L'opposition justifie cette démarche par ce qu'elle décrit comme « l'entêtement du gouvernement à faire passer le projet de loi dans les deux chambres en s'appuyant sur sa majorité numérique », sans tenir compte de ce qu'elle qualifie de « larges avertissements » émis par des institutions politiques, des organisations professionnelles, et des avis consultatifs du Conseil économique, social et environnemental ainsi que du Conseil national des droits de l'homme, qui ont relevé des irrégularités constitutionnelles et juridiques dans le texte.
Selon les partis et députés de l'opposition, cette initiative s'inscrit dans le cadre de la « lutte contre le dévoiement législatif », la défense de la liberté et de la pluralité de la presse, ainsi que la préservation du principe d'autonomie professionnelle. Ils considèrent que le projet de loi, dans sa version actuelle, soulève des problématiques substantielles portant atteinte au cœur de ce principe constitutionnel.
Ce développement intervient après l'adoption du texte par la chambre des conseillers lors d'une séance plénière le 24 décembre dernier, dans un contexte tendu marqué par le retrait des groupes et délégations d'opposition, en protestation contre le rejet par le gouvernement de l'ensemble des 139 amendements proposés, que ce soit en commission de l'éducation et des affaires culturelles et sociales ou en séance plénière.
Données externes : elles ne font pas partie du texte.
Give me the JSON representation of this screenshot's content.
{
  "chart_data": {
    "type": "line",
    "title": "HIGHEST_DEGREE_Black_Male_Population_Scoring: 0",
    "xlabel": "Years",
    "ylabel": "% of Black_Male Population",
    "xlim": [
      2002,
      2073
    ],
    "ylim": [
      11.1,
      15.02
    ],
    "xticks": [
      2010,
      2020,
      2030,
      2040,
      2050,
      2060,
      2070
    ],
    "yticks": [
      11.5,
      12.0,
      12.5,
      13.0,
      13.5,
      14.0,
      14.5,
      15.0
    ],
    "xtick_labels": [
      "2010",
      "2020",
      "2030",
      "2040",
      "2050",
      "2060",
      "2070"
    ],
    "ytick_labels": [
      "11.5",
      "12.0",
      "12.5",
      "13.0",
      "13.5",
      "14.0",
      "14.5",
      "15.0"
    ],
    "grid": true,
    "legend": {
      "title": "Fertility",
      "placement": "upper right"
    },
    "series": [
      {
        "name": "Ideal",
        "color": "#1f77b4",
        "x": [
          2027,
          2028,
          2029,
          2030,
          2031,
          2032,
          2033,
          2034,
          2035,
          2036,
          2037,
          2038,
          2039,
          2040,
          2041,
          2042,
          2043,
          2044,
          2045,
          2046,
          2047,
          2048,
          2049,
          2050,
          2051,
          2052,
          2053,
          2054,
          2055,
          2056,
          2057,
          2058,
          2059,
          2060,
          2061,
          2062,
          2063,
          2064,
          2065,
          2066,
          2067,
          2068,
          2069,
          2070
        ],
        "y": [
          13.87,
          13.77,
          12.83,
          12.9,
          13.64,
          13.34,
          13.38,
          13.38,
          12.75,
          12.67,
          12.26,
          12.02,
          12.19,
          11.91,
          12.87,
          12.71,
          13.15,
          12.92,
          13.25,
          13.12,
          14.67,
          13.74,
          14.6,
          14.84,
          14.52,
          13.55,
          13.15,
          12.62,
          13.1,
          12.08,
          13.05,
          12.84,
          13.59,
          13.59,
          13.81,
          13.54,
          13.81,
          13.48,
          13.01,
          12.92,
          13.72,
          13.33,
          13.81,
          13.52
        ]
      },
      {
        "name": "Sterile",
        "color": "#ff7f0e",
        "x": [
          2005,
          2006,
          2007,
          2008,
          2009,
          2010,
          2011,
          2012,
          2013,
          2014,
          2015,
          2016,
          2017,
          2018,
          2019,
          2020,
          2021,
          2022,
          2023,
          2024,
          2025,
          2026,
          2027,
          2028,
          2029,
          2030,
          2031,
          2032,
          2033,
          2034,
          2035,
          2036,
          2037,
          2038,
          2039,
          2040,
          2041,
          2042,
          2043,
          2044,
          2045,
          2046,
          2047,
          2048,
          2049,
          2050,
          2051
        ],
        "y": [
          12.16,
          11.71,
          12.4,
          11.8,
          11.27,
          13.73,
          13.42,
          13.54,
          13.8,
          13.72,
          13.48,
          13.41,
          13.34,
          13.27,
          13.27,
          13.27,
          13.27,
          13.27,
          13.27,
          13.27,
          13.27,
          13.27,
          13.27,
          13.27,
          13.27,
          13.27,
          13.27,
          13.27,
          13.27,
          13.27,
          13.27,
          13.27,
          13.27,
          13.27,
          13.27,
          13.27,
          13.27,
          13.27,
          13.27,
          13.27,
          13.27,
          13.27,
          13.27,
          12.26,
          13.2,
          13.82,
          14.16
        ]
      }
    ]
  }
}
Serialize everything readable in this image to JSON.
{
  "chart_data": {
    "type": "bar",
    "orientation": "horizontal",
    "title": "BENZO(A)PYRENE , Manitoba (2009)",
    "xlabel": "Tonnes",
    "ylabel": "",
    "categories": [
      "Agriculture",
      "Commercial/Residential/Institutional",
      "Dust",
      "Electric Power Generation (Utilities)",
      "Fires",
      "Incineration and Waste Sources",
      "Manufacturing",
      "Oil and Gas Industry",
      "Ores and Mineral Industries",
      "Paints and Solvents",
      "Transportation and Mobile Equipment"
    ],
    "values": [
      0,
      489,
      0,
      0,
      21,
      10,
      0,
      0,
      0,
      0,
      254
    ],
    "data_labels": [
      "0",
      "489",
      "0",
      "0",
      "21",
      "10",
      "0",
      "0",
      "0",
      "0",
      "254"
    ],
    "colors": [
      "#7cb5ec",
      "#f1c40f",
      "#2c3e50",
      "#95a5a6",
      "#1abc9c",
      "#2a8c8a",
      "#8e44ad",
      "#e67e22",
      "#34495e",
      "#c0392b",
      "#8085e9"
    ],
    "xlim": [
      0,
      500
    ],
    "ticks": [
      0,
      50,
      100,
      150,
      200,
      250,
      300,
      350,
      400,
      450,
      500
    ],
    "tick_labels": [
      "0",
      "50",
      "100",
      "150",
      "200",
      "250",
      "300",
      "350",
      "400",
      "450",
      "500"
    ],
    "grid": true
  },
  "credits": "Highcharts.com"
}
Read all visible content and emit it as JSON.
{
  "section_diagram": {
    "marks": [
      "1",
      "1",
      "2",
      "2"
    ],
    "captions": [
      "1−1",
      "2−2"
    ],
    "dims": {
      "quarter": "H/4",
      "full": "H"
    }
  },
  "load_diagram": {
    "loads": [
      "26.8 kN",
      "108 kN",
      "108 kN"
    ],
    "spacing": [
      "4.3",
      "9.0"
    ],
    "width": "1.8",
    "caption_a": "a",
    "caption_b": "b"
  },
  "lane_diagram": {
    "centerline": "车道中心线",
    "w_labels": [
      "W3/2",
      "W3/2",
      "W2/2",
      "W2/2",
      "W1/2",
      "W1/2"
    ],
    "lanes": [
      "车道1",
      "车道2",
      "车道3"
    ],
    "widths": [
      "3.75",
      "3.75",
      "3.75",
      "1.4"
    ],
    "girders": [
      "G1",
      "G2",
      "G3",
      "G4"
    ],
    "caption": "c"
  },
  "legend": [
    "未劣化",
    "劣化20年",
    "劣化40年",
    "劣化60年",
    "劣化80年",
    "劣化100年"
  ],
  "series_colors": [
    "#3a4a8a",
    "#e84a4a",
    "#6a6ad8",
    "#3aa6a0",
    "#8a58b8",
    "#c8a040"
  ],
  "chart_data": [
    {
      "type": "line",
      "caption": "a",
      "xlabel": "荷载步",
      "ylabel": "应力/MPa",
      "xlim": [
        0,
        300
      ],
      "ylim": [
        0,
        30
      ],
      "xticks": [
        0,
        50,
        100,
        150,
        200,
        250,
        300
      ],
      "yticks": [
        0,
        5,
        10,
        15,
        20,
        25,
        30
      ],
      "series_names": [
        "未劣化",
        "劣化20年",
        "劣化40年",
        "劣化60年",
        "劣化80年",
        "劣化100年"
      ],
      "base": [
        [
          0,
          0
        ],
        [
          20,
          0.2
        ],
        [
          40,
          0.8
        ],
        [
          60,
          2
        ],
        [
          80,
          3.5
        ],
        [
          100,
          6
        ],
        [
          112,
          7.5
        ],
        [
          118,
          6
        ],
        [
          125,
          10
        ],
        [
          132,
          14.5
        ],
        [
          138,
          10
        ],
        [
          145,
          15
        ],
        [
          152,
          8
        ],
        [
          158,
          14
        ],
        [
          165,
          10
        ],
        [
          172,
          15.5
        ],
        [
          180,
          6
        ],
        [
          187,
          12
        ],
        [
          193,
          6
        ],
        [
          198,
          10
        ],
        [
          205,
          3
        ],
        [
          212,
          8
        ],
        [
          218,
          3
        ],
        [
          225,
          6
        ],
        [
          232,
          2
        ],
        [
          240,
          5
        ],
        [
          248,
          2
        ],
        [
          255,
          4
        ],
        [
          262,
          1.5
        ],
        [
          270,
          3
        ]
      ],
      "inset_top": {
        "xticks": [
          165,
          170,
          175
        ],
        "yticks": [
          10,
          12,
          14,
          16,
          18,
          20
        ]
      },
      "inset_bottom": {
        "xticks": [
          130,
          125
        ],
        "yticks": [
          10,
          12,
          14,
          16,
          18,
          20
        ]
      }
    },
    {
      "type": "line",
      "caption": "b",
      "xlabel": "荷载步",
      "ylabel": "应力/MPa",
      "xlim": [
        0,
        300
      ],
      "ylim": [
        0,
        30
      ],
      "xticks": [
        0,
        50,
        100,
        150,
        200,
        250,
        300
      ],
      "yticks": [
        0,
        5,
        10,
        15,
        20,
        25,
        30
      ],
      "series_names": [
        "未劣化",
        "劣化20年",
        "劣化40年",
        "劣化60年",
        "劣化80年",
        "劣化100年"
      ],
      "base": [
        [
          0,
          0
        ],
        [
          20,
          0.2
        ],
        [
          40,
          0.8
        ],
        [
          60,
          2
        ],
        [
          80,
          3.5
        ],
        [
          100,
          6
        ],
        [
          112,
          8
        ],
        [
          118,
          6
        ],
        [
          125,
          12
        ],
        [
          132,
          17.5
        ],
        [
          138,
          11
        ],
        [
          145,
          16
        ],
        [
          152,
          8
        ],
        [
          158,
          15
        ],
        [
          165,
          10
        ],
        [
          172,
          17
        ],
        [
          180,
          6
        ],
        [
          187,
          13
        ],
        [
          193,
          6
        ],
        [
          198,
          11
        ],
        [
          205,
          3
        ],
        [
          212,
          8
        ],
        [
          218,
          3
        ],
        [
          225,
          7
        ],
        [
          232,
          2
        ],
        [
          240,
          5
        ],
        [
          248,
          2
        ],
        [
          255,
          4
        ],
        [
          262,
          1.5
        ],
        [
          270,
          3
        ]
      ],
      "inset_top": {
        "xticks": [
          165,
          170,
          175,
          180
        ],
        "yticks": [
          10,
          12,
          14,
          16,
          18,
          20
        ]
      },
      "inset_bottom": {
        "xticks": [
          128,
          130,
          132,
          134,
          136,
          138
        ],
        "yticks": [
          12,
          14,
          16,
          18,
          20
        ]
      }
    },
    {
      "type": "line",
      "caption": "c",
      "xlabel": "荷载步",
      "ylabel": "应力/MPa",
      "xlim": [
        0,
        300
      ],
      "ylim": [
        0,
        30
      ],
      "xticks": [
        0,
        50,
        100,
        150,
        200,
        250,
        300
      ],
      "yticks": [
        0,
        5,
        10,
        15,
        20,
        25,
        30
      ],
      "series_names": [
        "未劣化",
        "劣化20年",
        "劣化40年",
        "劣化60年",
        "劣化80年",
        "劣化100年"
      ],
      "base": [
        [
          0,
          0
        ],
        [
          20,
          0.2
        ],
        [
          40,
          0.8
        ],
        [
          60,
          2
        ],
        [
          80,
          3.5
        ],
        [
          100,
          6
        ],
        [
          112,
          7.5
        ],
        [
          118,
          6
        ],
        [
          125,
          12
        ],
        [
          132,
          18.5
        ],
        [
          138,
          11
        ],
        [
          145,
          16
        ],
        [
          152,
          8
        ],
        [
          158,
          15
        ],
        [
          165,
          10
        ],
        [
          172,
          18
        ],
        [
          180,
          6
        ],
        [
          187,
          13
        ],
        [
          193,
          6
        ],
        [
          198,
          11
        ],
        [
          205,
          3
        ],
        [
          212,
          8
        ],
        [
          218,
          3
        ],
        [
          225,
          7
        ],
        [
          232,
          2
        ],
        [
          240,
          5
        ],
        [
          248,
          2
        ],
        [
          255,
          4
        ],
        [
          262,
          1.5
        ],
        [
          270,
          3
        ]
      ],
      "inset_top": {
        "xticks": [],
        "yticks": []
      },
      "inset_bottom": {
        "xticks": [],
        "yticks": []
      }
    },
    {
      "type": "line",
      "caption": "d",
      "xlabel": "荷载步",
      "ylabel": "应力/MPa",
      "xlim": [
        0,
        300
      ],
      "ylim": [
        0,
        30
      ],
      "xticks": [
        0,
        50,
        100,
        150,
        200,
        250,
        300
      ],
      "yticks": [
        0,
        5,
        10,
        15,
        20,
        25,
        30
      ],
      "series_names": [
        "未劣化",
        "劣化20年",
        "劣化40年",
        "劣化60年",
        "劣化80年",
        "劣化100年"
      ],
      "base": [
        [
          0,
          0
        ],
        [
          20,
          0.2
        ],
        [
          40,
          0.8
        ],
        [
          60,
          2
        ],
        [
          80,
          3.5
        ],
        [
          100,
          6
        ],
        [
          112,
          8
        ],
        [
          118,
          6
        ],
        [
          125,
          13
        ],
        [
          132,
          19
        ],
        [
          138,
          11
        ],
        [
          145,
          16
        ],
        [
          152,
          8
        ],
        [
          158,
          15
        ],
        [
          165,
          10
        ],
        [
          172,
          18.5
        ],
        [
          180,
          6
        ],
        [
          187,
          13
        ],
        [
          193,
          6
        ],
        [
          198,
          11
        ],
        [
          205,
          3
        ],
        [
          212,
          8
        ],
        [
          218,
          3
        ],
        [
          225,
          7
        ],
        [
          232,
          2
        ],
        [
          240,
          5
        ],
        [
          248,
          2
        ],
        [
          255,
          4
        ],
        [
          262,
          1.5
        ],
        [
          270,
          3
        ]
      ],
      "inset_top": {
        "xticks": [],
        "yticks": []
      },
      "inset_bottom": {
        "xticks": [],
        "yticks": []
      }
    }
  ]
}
Les groupes d'opposition avaient dénoncé l'adoption du projet sans aucune modification comme une « première inacceptable » dans le processus législatif, alertant sur ses conséquences potentielles pour l'indépendance du Conseil national de la presse et la qualité de la législation.
En réponse, le gouvernement, par la voix du ministre de la Jeunesse, de la Culture et de la Communication, Mohamed Mehdi Bensaid, a défendu le projet comme étant la « deuxième étape de l'organisation autonome » du secteur, niant toute finalité politique et affirmant que l'objectif est de concilier liberté de la presse et respect de l'éthique professionnelle.